An almost infinite diversity of structures compete against the environment. There will never again be such complexity of life on earth—the rest of evolution is a narrowing, a winnowing out.

The climate changes. Prokaryotic cells poison the atmosphere with oxygen. Continents ride tectonic plates across the magma. Life flows and ebbs in the long intervals between cometary impacts.

Mankind arises. It turns out that mankind, like the grasses, like the flowering plants, is one of those species capable of transforming the planet itself. It alters the climatic balance and might well have drowned in its own waste products, except for an extraordinary new ability to modify itself and to create new forms of life. These are parallel and complementary technologies. Mankind, dying, learns to make machines in its own image. It learns to change itself in fundamental ways. The two capabilities combine to generate a new form of life, self-reproducing but only marginally biological. It can be called human because there is humanity in its lineage; it’s the legitimate heir of mankind. But it’s as different from mankind as crystalline life from the rocks it was born in, or protein life from the rocky structures that preceded it. These new creatures are almost infinitely adaptable; some of them live in the ocean, some of them live in outer space. In their diaspora they occupy most of the planets of the solar system. They are very successful. They begin to comprehend, and eventually manipulate, some fundamental constants of the physical universe. They visit the stars. They discover hidden structures in the fabric of duration and distance.

Ben paused, a little breathless. How long since these mysteries had been explained to him? Years, he thought—no matter how you measure it. “Catherine,” he said, “would you open the window? There’s a nice breeze outside.” A little dazedly, she rolled back the blinds and lifted the window. “Thank you,” Ben said. “Very pleasant.”

Archer was frowning. “These new creatures,’ these are the folks who travel in time?”

“Who built the machine that operates in this house, yes. You have to understand what time travel means, in this case. They discovered what might be called crevices in the structure of space and time—fractures, if you like, with a shape and duration outside the definable bounds of this universe but intersecting it at certain points. A ‘time machine’ is a sort of artificial tunnel following the contour of these crevices. In the local environment of the earth, a time machine can only take you certain places, at certain times. There are nodes of intersection. This house—an area surrounding it for some hundreds of yards—is one of those nodes.”

Archer said, “Why here?”

“It’s a meaningless question. The nodes are natural features, like mountains.
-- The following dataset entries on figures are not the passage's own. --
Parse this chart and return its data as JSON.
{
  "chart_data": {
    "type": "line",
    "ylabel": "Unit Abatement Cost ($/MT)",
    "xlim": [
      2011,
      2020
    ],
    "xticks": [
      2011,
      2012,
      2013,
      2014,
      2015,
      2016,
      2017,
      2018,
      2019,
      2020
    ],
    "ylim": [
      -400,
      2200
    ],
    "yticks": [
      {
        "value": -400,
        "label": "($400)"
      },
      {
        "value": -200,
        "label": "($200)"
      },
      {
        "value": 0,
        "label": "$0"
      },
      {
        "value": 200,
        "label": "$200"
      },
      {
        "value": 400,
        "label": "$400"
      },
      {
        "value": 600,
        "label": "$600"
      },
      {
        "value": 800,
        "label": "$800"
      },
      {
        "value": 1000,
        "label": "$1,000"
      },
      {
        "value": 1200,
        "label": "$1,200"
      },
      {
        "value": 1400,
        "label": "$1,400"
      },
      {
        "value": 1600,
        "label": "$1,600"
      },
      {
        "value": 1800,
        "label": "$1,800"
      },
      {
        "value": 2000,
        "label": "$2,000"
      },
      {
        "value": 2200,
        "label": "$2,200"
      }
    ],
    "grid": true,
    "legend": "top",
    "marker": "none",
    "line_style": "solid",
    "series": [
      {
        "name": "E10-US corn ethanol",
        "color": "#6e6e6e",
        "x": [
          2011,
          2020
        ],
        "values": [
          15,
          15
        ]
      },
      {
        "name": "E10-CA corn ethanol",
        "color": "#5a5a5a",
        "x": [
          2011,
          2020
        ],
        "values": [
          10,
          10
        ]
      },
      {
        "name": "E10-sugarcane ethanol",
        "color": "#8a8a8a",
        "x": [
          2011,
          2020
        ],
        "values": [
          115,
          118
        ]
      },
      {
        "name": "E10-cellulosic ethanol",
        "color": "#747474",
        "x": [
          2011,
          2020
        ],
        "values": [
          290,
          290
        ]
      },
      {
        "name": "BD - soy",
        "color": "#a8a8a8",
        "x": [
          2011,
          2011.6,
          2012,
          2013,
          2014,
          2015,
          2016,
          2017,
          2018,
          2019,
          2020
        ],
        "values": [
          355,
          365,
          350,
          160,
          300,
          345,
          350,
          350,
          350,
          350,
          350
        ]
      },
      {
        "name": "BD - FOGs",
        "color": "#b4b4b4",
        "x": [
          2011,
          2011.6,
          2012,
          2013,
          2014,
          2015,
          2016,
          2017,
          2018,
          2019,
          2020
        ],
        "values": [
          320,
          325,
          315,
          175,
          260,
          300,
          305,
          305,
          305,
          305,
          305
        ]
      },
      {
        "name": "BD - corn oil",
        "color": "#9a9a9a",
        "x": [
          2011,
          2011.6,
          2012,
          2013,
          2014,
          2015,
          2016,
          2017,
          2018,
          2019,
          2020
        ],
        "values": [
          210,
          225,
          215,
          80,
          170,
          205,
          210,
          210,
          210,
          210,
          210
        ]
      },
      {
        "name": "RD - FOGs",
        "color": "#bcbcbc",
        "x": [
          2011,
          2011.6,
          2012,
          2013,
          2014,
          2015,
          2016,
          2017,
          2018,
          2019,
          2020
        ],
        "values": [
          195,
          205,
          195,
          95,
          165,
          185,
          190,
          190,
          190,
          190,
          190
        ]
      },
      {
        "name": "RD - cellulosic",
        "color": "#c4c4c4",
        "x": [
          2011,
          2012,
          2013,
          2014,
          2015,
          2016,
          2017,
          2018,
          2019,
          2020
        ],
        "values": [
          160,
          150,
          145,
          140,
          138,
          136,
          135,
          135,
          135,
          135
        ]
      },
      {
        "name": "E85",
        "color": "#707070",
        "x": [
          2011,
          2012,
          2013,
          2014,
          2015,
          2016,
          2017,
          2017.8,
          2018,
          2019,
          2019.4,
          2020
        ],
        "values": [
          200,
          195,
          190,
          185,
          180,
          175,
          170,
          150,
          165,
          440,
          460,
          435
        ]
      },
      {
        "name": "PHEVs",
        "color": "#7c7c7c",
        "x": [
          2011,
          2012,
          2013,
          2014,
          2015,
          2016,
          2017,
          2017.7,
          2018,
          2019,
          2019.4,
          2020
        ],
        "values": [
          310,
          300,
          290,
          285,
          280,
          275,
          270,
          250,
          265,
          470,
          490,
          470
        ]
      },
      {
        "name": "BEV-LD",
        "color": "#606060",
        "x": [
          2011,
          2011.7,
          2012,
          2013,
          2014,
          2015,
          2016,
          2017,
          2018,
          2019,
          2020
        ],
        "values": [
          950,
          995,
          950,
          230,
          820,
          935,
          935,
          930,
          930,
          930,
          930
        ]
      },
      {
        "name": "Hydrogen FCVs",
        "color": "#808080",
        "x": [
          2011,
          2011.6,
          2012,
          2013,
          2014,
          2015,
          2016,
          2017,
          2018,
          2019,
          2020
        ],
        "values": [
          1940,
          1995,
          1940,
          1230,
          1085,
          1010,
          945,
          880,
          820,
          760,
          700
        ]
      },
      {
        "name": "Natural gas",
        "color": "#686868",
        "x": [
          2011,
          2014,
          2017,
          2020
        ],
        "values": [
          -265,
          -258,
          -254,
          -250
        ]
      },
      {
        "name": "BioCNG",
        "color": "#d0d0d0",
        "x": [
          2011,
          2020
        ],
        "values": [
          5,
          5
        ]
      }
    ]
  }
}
There are nodes that intersect the crust of the earth under the ocean, nodes that might open in thin air.”

“How many places like this are there, then?”

Ben shrugged. “I was never told. They tend to cluster, both in space and in time. The twentieth century is fairly rich in them. Not all of them are in use, of course. And remember: they have duration as well as location. A node might be accessible for twenty years, fifty years, a hundred years, and then vanish.”

Catherine had been sitting in patient concentration. She said, “Let me understand this. People a long way in the future open a pathway to these nodes, yes?”

Ben nodded.

“But why? What do they use them for?”

“They use them judiciously for the purpose of historical reclamation. This century—and the next, and my own—are the birthing time of their species. For them, it’s the obscure and distant past.”

“They’re archaeologists,” Catherine interpreted.

“Archaeologists and historians. Observers. They’re careful not to intervene. The project has a duration for them, also. Time passes analogously at both ends of the link. They’re conducting a two-hundred-year-long project to restore their knowledge of these critical centuries. When they’re finished, they mean to dismantle the tunnels. They’re nervous about the mathematics of paradox—it’s a problem they don’t want to deal with.”